La société DPS réplique qu'il ressort du cahier des charges qu'elle a rédigé avec la société AUEV TECHNOLOGY fin 2015 et du document qu'elle a communiqué au Cluster Thales en janvier 2016 qu'elle a inventé le procédé objet des brevets litigieux ce, avant de rencontrer la société SKEYETECH.

Elle ajoute que ce n'est qu'au regard des revendications 1 et 8 - déclarées nouvelles par l'INPI et l'OEB – et 5 et 9 déclarées inventives par ces mêmes organismes, que doit être examinée l'action en revendication de la société SKEYETECH, les autres revendications étant connues de l'art antérieur.
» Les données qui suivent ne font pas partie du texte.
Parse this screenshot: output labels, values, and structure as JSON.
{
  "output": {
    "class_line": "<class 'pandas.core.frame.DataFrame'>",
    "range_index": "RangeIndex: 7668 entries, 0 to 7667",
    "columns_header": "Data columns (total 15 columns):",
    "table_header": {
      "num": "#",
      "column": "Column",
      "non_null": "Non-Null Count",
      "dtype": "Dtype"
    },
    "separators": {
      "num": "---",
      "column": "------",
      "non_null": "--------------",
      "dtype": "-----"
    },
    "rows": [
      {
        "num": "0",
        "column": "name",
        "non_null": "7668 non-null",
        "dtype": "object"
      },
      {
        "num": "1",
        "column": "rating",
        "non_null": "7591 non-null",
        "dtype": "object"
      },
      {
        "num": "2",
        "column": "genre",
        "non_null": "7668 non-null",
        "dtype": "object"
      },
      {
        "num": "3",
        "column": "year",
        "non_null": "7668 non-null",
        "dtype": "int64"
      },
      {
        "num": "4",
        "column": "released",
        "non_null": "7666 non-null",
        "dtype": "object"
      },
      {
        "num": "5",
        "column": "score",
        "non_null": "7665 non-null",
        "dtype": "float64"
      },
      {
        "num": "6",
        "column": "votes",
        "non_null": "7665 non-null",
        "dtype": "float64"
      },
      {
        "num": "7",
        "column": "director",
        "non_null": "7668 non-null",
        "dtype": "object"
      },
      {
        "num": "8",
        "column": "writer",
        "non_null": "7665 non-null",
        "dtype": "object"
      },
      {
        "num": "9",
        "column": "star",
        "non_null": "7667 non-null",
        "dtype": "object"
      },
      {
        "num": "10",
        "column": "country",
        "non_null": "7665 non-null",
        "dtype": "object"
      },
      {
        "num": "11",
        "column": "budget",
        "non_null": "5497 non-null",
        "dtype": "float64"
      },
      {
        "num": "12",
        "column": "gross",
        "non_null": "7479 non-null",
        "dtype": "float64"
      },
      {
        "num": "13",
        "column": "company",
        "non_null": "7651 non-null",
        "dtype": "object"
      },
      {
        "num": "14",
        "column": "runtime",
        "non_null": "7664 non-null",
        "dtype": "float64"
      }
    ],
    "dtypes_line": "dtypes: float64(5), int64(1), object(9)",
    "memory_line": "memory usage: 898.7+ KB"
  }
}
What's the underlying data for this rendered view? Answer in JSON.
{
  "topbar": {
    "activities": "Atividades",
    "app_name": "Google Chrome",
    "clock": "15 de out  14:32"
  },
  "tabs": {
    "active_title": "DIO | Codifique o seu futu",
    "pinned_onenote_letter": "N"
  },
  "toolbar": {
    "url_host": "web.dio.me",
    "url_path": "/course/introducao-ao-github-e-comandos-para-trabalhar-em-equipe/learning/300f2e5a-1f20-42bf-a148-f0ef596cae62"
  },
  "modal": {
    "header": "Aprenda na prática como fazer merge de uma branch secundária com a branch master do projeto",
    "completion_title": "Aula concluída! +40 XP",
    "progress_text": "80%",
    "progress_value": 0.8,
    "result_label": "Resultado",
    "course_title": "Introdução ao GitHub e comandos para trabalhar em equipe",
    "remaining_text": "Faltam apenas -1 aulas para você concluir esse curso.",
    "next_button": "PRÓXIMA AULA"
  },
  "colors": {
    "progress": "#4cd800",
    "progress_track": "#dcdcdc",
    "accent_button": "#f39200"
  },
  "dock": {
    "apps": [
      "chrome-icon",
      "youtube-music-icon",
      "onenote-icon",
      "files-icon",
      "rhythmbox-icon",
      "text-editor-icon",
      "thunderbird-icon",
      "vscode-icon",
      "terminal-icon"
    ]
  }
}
Elle soutient que le brevet ne porte pas sur l'aspect robotique, mécanique ou électronique des « moyens techniques » du procédé mais sur le procédé lui-même de vidéosurveillance, utilisant au moins un drone autonome et fonctionnant essentiellement selon 4 étapes décrites à la revendication 1. Elle revendique en conséquence la qualité d'inventeur de ce procédé, et plus particulièrement des deux caractéristiques considérées comme nouvelles et inventives par l'INPI et l'OEB, à savoir, le choix de générer le plan de vol au niveau de la station d'accueil et la possibilité de configurer un système de surveillance comportant plusieurs stations d'accueil. Elle fait valoir que ces caractéristiques ont été communiquées à la société SKEYETECH, raison pour laquelle elles se retrouvent dans les documents contractuels, ce qui exclut donc, toute soustraction frauduleuse. Elle ajoute qu'étant l'inventeur du procédé, elle pouvait valablement le communiquer dans ses demandes de brevet sans enfreindre l'accord de confidentialité qui la liait à la société SKEYETECH et enfin, que les clauses de propriété intellectuelle visées par la défenderesse ne concernent que des droits qui seraient propres à cette dernière à l'exclusion de l'invention litigieuse. Elle termine en exposant que le produit visé au contrat de distribution n'ayant pas été livré, la défenderesse ne peut en revendiquer la « propriété intellectuelle ».

Sur ce,

L'article L. 611-6 du code de la propriété intellectuelle dispose que « Le droit au titre de propriété industrielle mentionné à l'article L. 611-1 appartient à l'inventeur ou à son ayant cause.
Si plusieurs personnes ont réalisé l'invention indépendamment l'une de l'autre, le droit au titre de propriété industrielle appartient à celle qui justifie de la date de dépôt la plus ancienne.
Dans la procédure devant le directeur de l'Institut national de la propriété industrielle, le demandeur est réputé avoir droit au titre de propriété industrielle. »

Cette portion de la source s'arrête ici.